Microsoft learned the hard way with its Passport initiative that people don't trust technology companies to act as identity brokers on their behalf. Today's architecture makes full use of the newly ratified web services security protocols, such as WS-Trust, WS-Security and WS-SecurityPolicy, to maximise connectivity and make it possible for banks, credit card companies, airlines, government departments and others to act in their natural roles as intermediaries to substantiate relevant claims.

Exploiting web services protocols, which work across different operating systems and browsers, makes it easier for others to develop alternatives to Infocard, an outcome that the Microsoft people I spoke to consider essential.

To underline this, they tell me that the architecture and Infocard specifications will be released publicly, and that Microsoft has been collaborating closely with Mozilla, the group behind the Firefox browser, including joint briefings with Amazon, eBay and other e-tailers.

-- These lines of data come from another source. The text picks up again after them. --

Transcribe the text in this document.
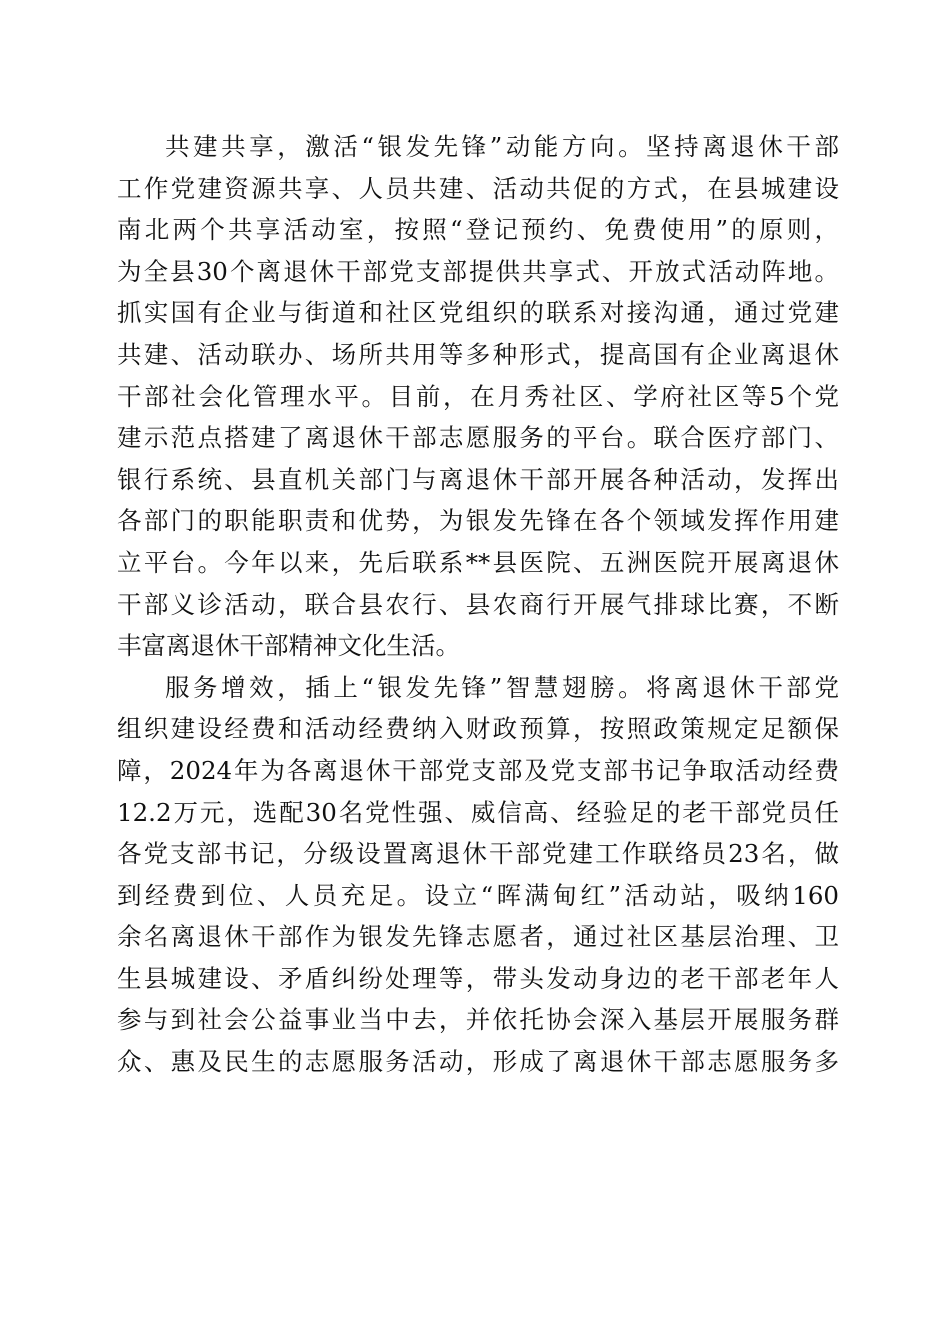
共建共享，激活“银发先锋”动能方向。坚持离退休干部
工作党建资源共享、人员共建、活动共促的方式，在县城建设
南北两个共享活动室，按照“登记预约、免费使用”的原则，
为全县30个离退休干部党支部提供共享式、开放式活动阵地。
抓实国有企业与街道和社区党组织的联系对接沟通，通过党建
共建、活动联办、场所共用等多种形式，提高国有企业离退休
干部社会化管理水平。目前，在月秀社区、学府社区等5个党
建示范点搭建了离退休干部志愿服务的平台。联合医疗部门、
银行系统、县直机关部门与离退休干部开展各种活动，发挥出
各部门的职能职责和优势，为银发先锋在各个领域发挥作用建
立平台。今年以来，先后联系**县医院、五洲医院开展离退休
干部义诊活动，联合县农行、县农商行开展气排球比赛，不断
丰富离退休干部精神文化生活。
服务增效，插上“银发先锋”智慧翅膀。将离退休干部党
组织建设经费和活动经费纳入财政预算，按照政策规定足额保
障，2024年为各离退休干部党支部及党支部书记争取活动经费
12.2万元，选配30名党性强、威信高、经验足的老干部党员任
各党支部书记，分级设置离退休干部党建工作联络员23名，做
到经费到位、人员充足。设立“晖满甸红”活动站，吸纳160
余名离退休干部作为银发先锋志愿者，通过社区基层治理、卫
生县城建设、矛盾纠纷处理等，带头发动身边的老干部老年人
参与到社会公益事业当中去，并依托协会深入基层开展服务群
众、惠及民生的志愿服务活动，形成了离退休干部志愿服务多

The last two paragraphs are, incidentally, another reason why web services are in my top-five information technologies for the decade. Microsoft is not the first organisation to embrace the principles of federated identity management and produce technologies to deliver them.

The Shibboleth project, for example, is an important initiative created by the Internet2 consortium, which has been running for more than five years. Visit www.shibboleth.internet2.edu.

Microsoft has played a leading role in the debate and is well positioned to deliver these technologies to a wide audience. It has done an exceptional job of packaging those principles for the average user.

In 2006, a lot of Australian technologists will be talking about Infocard and the architecture behind it because, whatever we use to authenticate online claims five years from now, you can bet it will look a lot like this.